Zen-Ruffinen alleges in his "strictly confidential" 21-page dossier -- obtained by Reuters -- that the 66-year-old Blatter has systematically mismanaged FIFA by deception, illegal payments, violating the statutes and cronyism since becoming president in 1998.

Blatter, who is standing for re-election on May 29 against Issa Hayatou of Cameroon, expressed his strong disappointment on Saturday about the latest developments in his conflict with Zen-Ruffinen.

"It is obvious that confidentiality cannot be ensured within our own body. This development, for which I accept no responsibility, is a damning indictment of the style of those involved, and a development that I deeply regret," Blatter wrote in a letter to the Executive Committee released in a FIFA statement on Saturday.

Blatter, who was travelling to China on Saturday, said he would analyse Zen-Ruffinen's allegations before answering in writing the various points raised by the General Secretary, whose behaviour will also be addressed.

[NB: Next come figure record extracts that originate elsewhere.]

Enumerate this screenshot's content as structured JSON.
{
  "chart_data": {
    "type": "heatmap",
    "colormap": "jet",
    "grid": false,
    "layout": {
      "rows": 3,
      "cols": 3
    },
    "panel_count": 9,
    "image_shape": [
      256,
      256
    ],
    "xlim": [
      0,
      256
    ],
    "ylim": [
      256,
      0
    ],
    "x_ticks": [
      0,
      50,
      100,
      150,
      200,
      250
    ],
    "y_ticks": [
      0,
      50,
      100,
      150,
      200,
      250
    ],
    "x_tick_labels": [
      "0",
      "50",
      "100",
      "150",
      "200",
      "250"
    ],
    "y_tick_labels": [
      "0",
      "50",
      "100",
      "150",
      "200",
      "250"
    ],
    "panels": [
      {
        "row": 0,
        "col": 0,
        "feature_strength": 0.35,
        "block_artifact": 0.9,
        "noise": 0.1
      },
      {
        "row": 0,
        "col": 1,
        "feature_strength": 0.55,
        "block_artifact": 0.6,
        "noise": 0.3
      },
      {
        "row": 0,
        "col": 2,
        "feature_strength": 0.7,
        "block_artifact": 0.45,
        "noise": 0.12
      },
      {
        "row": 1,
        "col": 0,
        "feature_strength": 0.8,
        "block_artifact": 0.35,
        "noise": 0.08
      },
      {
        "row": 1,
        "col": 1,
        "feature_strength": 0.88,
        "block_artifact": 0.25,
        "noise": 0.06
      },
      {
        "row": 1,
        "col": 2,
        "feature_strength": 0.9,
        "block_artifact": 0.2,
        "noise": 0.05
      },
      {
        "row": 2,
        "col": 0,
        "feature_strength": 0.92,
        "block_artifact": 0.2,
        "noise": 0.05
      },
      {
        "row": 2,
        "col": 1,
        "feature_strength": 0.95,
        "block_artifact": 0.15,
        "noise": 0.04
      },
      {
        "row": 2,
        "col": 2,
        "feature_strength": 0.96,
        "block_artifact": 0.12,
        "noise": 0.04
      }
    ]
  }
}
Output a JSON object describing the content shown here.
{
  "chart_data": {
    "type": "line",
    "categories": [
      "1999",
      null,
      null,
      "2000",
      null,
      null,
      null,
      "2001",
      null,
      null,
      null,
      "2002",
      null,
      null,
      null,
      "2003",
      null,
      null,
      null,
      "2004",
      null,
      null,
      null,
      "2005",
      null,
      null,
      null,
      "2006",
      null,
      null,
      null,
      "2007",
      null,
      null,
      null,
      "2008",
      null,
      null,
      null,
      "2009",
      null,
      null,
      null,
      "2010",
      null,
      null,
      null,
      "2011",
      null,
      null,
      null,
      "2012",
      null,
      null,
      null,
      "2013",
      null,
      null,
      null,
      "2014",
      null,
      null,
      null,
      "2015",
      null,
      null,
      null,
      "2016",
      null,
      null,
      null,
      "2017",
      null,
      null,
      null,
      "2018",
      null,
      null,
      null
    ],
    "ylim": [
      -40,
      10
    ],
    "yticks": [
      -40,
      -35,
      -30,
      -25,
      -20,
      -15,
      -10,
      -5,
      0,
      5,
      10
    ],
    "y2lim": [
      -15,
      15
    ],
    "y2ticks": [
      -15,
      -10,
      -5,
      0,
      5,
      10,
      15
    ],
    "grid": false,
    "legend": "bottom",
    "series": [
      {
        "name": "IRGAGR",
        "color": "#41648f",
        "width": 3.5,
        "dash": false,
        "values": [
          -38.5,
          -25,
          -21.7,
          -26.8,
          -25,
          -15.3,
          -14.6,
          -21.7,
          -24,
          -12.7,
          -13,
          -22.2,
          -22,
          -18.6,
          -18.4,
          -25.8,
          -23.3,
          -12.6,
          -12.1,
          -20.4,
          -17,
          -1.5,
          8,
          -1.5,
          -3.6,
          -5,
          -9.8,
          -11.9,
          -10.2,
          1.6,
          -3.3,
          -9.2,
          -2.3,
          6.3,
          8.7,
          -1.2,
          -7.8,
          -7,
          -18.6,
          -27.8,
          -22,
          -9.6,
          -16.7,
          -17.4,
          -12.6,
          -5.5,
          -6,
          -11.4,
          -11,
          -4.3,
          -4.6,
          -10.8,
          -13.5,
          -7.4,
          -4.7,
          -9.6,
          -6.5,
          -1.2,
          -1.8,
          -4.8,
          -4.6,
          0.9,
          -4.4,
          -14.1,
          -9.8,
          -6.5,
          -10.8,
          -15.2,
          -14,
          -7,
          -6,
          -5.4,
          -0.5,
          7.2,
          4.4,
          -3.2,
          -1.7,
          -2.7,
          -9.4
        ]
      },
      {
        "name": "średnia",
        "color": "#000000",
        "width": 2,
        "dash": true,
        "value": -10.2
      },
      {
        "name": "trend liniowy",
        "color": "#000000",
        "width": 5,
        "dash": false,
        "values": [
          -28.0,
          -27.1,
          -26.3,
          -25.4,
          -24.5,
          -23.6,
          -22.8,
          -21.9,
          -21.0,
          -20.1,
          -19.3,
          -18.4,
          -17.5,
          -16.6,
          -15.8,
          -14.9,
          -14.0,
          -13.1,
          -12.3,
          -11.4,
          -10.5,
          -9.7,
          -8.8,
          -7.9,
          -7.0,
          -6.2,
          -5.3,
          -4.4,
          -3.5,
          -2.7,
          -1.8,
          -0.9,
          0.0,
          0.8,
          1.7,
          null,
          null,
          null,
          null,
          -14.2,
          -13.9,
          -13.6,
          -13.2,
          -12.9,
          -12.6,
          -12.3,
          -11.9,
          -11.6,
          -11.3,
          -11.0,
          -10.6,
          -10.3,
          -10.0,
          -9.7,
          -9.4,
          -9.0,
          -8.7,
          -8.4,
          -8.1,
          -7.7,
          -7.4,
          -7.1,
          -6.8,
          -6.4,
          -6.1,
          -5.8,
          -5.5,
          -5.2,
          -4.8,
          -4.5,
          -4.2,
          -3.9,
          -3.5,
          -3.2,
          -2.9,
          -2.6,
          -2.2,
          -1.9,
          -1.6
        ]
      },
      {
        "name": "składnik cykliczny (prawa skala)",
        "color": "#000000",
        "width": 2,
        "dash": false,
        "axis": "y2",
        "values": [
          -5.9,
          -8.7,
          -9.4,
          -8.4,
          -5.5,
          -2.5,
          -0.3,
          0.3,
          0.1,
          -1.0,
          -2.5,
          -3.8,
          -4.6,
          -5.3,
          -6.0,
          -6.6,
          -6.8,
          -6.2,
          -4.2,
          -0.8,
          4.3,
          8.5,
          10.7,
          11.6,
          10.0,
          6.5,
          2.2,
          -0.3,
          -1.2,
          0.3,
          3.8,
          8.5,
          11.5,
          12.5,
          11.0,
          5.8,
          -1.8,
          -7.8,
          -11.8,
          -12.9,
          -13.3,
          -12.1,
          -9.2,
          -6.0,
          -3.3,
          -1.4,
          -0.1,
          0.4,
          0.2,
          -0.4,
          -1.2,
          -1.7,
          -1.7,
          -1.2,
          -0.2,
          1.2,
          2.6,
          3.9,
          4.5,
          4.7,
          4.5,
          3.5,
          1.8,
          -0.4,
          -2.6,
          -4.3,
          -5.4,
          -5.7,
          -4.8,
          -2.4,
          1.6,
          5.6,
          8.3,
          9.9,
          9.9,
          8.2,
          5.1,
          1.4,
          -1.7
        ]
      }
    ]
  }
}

Zen-Ruffinen gave Blatter one week to reply to all the allegations, or else he will place the matter in the hands of the Swiss authorities.

On Friday, Blatter had responded to Zen-Ruffinen's allegations by saying at a news conference attended by both men: "There is no crisis at FIFA. This is all a total misunderstanding. I will reply in writing within a week."

Zen-Ruffinen, sitting next to Blatter, said: "I am really looking forward to those answers."

Zen-Ruffinen goes into minute detail in his charges, which he has backed with filed evidence and affidavits from witnesses. In his report the FIFA general secretary says Blatter made "an undue payment to an executive committee member."

Zen-Ruffinen states: "Towards the end of 2000, the president decided that an ExCo (executive committee) member should receive the remuneration paid to the ExCo members from July 1998, although he became a member in August 2000 only.

"The president instructed the CFO (chief financial officer) through one of the employees of the finance division to pay to said ExCo member $100,000 for the period 1998-2000. This was duly executed by the CFO.

Zen-Ruffinen also says there was an attempt by Blatter to instigate a campaign against Farah Addo of Somalia, the vice president of the African Football Confederation (CAF), who is leading Hayatou's bid to replace Blatter in the election for the presidency.

In March Addo made allegations against the FIFA president, which a Swiss court last month ordered him not to repeat.

Zen-Ruffinen says in his report the executive committee has agreed in principle to a "disciplinary investigation" of Mr Addo, but adds that Blatter interfered in the process by calling on the chairman of the disciplinary committee and the committee secretary to a meeting in his office to discuss the procedure.

Zen-Ruffinen then alleges that Blatter paid money to a former FIFA referee for making statements about Mr Addo.

"The president, who attended partially the meeting, handed out to him in front of two FIFA employees a check for $25,000 mentioning that (the former referee) would receive an additional $25,000 if the information he provided would suit the purposes of the president."

Zen-Ruffinen also highlights the relationship between Blatter and one of his staunchest supporters, FIFA vice-president Jack Warner.

He says the president has "constantly taken decisions which are favourable to the economical interests of Jack Warner and some of his family members, and thus are contrary to the financial interests of FIFA."

Warner has just been re-elected president of the CONCACAF Confederation comprising North and Central America and the Caribbean.

Zen-Ruffinen also reveals that a company employing a son of Warner's in a leading position was paid more than one million dollars for an internet project in a deal authorised by the president and that another son has also benefited from his family associations.